Levine told CoinDesk:

“It started with realizing how much money the city of New York is losing on transaction fees on credit cards, ultimately it’s several million a year because of all sorts of fees and fines.”

Levine added that if the city were to partner with an intermediary in accepting bitcoin, it would bear some costs, but that these would still be less than those charged by payment card providers.

While Levine is optimistic about an expedited timeline for the bill, he indicated that the end-of-June estimate is far from concrete.

“There’s a lot of uncertainty in the process,” he said.

Message to entrepreneurs

Yet another benefit to accepting bitcoin, Levin said, is the message that New York City is an innovator that deserves the attention of entrepreneurs considering Silicon Valley as the hub for their endeavors.

Levine framed New York City as “in competition” with areas like Silicon Valley and Boston when seeking to attract top tech talent, and framed bitcoin as a key differentiator that could provide value to city.

“I think that being the first major city in the US to make this move sends a clear signal that we’re innovators here,” Levine said.

New York has already positioned itself as at the forefront of developments in the bitcoin space, with its introduction of the proposed ‘BitLicense’, the first state-specific bitcoin regulation in the US.

Further, the city was home to the first physical bitcoin center, Bitcoin Center NYC, opened at the start of 2014.

Negative reactions

Though excited and optimistic about his proposal, Levine indicated that some of his peers in the New York City council have taken issue with the bill and the idea of accepting bitcoin.

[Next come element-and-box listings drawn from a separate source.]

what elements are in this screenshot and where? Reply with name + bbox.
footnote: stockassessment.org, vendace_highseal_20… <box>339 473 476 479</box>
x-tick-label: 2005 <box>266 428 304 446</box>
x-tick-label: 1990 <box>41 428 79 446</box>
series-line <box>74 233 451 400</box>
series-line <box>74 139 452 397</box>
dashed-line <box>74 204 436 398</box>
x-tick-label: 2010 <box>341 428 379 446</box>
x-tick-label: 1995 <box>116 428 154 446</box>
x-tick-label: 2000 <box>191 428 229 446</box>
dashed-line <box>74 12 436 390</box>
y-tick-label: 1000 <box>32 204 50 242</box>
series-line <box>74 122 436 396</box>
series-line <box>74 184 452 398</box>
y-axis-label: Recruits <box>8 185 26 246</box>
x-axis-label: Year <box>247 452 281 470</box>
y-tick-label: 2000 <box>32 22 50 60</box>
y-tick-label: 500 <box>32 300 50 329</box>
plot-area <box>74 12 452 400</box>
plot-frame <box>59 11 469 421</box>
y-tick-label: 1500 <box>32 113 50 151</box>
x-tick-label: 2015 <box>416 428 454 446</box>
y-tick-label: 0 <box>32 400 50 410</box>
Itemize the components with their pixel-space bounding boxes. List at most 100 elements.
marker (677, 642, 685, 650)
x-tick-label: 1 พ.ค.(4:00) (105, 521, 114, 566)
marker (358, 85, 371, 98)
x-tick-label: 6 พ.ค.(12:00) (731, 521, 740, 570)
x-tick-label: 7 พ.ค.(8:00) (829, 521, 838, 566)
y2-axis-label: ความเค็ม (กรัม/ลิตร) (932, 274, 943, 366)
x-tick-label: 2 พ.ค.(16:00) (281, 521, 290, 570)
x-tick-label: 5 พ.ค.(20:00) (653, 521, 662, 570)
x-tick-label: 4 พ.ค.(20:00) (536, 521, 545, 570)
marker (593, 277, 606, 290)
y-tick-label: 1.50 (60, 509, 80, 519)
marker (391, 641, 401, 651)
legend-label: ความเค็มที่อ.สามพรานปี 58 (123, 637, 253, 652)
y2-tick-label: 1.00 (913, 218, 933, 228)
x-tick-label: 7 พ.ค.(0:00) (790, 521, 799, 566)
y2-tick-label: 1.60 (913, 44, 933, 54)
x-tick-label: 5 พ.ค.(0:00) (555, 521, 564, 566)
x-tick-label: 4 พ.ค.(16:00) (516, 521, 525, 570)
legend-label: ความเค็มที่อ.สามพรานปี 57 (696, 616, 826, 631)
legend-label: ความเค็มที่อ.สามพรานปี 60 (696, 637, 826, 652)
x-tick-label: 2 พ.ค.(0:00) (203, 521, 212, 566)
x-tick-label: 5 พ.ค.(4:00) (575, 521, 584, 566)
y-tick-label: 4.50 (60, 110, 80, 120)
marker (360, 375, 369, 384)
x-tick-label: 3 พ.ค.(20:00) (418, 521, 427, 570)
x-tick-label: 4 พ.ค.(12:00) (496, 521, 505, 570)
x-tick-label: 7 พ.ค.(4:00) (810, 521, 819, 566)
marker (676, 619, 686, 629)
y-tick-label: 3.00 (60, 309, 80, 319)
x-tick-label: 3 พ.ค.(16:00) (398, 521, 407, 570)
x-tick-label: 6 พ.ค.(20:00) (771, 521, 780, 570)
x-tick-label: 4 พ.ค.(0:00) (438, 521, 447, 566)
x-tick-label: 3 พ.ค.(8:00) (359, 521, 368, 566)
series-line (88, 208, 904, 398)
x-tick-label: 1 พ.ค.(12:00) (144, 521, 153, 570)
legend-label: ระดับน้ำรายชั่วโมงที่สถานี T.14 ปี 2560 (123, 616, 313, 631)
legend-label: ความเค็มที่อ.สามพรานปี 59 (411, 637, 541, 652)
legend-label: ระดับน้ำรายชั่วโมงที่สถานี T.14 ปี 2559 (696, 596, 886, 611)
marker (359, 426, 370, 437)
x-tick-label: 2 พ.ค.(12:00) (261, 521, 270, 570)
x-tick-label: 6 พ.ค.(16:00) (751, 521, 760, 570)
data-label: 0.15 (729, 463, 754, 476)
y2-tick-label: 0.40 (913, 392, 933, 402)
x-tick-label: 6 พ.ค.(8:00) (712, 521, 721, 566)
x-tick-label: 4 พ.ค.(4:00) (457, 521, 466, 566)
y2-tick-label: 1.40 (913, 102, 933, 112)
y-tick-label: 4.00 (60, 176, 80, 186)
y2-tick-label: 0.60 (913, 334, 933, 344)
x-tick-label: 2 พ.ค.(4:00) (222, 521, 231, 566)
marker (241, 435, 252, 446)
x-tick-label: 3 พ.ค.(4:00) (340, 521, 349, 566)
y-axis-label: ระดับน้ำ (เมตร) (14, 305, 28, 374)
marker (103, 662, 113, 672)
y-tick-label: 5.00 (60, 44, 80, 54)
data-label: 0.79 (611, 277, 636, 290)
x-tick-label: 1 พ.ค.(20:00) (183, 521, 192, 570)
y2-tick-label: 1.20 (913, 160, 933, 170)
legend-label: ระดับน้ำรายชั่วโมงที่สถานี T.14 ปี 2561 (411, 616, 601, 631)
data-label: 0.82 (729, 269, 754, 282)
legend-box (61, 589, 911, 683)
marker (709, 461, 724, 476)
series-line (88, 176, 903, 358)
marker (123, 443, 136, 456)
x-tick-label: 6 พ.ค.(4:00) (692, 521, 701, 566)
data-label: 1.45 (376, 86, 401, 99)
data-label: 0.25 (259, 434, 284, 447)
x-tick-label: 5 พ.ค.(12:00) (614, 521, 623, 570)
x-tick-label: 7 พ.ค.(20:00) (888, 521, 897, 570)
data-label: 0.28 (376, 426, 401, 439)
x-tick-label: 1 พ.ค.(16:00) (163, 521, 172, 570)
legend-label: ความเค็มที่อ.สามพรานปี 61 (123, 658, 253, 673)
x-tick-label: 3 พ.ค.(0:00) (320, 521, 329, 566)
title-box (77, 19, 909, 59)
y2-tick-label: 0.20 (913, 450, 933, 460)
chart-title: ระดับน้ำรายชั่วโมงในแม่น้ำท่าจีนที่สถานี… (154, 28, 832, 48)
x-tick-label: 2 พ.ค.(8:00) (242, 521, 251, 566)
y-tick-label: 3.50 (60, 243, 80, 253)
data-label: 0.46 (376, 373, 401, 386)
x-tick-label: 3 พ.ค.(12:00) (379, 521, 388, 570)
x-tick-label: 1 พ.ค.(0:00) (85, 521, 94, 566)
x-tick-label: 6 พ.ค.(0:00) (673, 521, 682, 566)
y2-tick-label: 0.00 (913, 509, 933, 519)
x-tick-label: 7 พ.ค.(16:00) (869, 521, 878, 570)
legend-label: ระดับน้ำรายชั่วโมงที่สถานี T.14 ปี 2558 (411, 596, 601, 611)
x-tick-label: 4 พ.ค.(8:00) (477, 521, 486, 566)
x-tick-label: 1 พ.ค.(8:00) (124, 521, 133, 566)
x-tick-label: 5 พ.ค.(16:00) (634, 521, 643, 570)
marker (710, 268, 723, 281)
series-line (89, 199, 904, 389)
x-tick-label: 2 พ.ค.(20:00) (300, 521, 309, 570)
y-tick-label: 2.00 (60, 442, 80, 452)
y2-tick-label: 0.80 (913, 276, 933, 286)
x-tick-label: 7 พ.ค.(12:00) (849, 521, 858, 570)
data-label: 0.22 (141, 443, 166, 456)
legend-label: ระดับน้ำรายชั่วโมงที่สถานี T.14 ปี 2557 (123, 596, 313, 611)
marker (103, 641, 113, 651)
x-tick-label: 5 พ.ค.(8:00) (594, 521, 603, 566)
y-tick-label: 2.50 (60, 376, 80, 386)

“Some of the reactions I’ve gotten in the last few days are concerns that bitcoin is the ‘Wild West’ of currencies,” he said.

The councilman indicated that he countered such claims as ill-informed, arguing to his colleagues that the city accepts cash, the “ultimate untraceable financial instrument”.

Levine, however, framed the ongoing discussion by the New York State Financial Services Department (NYDFS) over its BitLicense proposal as one that would likely help “calm the nerves” of those in the state government, though he indicated it would not directly affect the outcome of the bill.

For bitcoin community members, he also clarified a provision of the bill that would enable the city to accept fees for bitcoin transactions, arguing that, while the city would be looking to pass on the cost of the transaction to payees, the fee would likely be less than 1%.

Issue of legal tender

Given the uncertain status of bitcoin in the eyes of US courts, there are also questions about whether the city could accept the payment method, given that bitcoin the currency is not considered legal tender in New York state.

Levine indicated, however, that the bill was fully vetted by the city council’s legal team, and that he believes having a financial intermediary accept bitcoin, thereby providing the city with US dollars, would help the city circumvent potential legal issues.

The issue is one that remains murky for the number of proposals introduced in US governments over the last few weeks.

Levine’s bill in New York City notably follows others recently introduced to state legislatures inUtah and New Hampshire.